# What would you say of me?



## Moon Pix (Sep 19, 2009)

Light Leggy, I am stealing your idea.:crazy:

Let me know what my picture tells you about me. Im interested in astrology and supposedly the rising sign dictates what you look like physically. Id like your opinions. Be as nice or as mean as you want.


----------



## Vardigon (Oct 15, 2008)

I would guess Taurus as either Sun or Rising sign. You seem like an introvert to me, perhaps INTP.


----------



## skycloud86 (Jul 15, 2009)

You actually remind me of a younger version of a science teacher I had in high school. I would agree with INT.


----------



## Linus (Apr 27, 2010)

Yea, when I first saw you, I thought NT.. 
and I do see someone interested in the occult, metaphysics etc...


Moon Pix said:


> Im interested in astrology and supposedly the rising sign dictates what you look like physically.
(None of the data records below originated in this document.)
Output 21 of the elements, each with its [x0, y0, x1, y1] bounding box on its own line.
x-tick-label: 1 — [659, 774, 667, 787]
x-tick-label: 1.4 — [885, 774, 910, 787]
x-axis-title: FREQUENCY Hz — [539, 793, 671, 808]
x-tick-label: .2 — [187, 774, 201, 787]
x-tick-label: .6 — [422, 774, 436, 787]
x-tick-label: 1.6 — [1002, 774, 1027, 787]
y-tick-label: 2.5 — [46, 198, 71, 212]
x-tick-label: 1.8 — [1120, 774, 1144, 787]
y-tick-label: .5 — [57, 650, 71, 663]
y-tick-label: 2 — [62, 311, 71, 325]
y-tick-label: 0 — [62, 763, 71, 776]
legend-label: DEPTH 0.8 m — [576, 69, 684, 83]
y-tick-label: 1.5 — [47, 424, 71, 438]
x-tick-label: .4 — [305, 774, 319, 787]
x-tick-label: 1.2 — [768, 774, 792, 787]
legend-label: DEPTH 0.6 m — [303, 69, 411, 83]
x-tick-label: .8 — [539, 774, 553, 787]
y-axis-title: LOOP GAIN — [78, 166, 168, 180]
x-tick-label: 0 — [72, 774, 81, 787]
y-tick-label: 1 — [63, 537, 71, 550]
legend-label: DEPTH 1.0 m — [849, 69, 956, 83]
Is there any website that has explanations on the facial characteristics for each sign..?


----------



## Moon Pix (Sep 19, 2009)

Linus said:


> Yea, when I first saw you, I thought NT..
> and I do see someone interested in the occult, metaphysics etc...
> 
> 
> *Is there any website that has explanations on the facial characteristics for each sign..?*


Yes but they are usually quite vague. Im Aquarius rising and supposaedly this gives you an 'unusual' appearance. I do tend to get stared at a lot.


----------